This is the official repository for the HUI-Audio-Corpus-German. The corresponding paper is in the process of publication. With this repository it is possible to automatically recreate the dataset. It is also possible to add more speakers to the processing pipeline.
Dataset: https://opendata.iisys.de
Live example: http://narvi.sysint.iisys.de/projects/tts
Paper (presented at 44th German Conference on Artificial Intelligence (KI2021)): https://arxiv.org/abs/2106.06309
- bernd
- hokuspokus
- friedrich
- eva
- karlsson
- sonja
- redaer
- Linux
- Anaconda
Navigate to the cloned repository
Create a new conda environment (For more informations: https://salishsea-meopar-docs.readthedocs.io/en/latest/work_env/python3_conda_environment.html)

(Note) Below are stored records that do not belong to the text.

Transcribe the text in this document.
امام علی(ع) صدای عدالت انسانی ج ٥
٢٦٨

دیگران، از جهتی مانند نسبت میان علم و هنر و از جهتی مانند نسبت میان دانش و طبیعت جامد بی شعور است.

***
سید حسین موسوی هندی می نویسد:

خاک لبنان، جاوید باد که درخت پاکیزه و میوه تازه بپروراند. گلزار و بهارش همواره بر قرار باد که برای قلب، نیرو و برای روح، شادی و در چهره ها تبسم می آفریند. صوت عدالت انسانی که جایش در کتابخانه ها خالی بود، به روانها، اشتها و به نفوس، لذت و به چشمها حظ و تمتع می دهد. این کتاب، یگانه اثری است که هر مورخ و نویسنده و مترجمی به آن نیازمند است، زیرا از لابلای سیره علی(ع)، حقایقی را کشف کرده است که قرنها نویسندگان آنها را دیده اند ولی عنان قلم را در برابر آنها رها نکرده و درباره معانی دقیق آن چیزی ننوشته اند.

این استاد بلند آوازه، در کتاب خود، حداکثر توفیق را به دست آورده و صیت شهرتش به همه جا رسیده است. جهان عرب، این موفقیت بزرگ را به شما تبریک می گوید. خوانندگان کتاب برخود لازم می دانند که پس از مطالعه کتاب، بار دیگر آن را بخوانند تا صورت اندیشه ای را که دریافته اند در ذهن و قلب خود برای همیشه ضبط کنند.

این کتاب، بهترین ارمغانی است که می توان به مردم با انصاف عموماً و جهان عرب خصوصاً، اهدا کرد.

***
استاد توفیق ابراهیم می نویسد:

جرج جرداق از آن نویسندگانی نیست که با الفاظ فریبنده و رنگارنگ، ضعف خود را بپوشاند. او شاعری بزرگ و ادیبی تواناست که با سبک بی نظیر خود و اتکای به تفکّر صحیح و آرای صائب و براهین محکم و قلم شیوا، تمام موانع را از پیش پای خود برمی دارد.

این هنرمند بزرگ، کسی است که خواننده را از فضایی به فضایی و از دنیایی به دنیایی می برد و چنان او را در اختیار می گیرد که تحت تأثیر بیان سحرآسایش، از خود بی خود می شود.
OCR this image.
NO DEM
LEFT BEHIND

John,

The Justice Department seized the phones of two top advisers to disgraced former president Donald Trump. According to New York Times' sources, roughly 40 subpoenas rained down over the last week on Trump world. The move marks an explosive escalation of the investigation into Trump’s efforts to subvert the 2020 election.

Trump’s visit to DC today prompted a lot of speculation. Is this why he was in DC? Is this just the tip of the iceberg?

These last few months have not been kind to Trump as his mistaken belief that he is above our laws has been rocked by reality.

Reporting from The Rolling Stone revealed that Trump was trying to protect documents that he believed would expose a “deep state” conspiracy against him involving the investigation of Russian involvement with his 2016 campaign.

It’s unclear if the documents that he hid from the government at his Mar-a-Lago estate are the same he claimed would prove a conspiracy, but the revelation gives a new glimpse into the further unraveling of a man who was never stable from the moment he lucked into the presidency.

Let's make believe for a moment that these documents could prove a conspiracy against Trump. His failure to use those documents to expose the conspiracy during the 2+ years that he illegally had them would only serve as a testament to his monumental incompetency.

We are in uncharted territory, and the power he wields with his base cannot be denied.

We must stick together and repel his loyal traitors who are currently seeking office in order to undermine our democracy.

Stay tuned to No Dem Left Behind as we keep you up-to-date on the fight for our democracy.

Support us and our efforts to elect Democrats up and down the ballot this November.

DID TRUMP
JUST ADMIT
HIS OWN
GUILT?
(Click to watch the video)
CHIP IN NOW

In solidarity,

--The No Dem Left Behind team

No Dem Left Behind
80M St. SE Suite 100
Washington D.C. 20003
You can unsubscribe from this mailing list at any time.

conda create -n huiAudioCorpus python=3.8
conda activate huiAudioCorpus
Install the package as devolop python package (For more informations: http://naoko.github.io/your-project-install-pip-setup/)
python setup.py develop
Installation of dependencies
pip install -r requirements.txt
Download: https://opendata.iisys.de/opendata/Datasets/deepspeechModel/deepspeechModel.zip and copy the content of the downloaded zip into the folder:
/huiAudioCorpus/sttInference/deepspeechModel
The deepspeech model runs by default on CPU. This could lead to a long pipeline processing pipeline. If you have a compatible GPU you can install a special version from deepspeech. More infos can be found at:
https://deepspeech.readthedocs.io/en/r0.9/USING.html
cd scripts
python createDataset.py
Here, configurations can be viewed:
Inside the variable "allConfigs" all speaker configurations can be added. If you want to easily test if the pipeline is runnig you can use:
allConfigs = sonja
for all speakers you could use
allConfigs = {**bernd, **hokuspokus, **friedrich, **eva, **karlsson, **sonja}
The processing files and the complete dataset with statistics are created at
/datasetWorkflow
Directory can be changed inside createDataset.py
externalPaths = [
"/path/to/the/folder"
]
If you want to add a new speaker, follow these steps:
- Create a json file inside the scripts/createDatasetConfig with your speaker. Here you can find examples of how the file should look. Infos about the speacers can be found at datasetWorkflow/overview
- Validate text replacements, the script helps you with the needed steps
- finish dataset and create a push request
We have a script for the creation of statistics only. For this, variables "loadPath" and "savePath" inside the file "scripts/generrateAudioStatistic.py" have to be adjusted.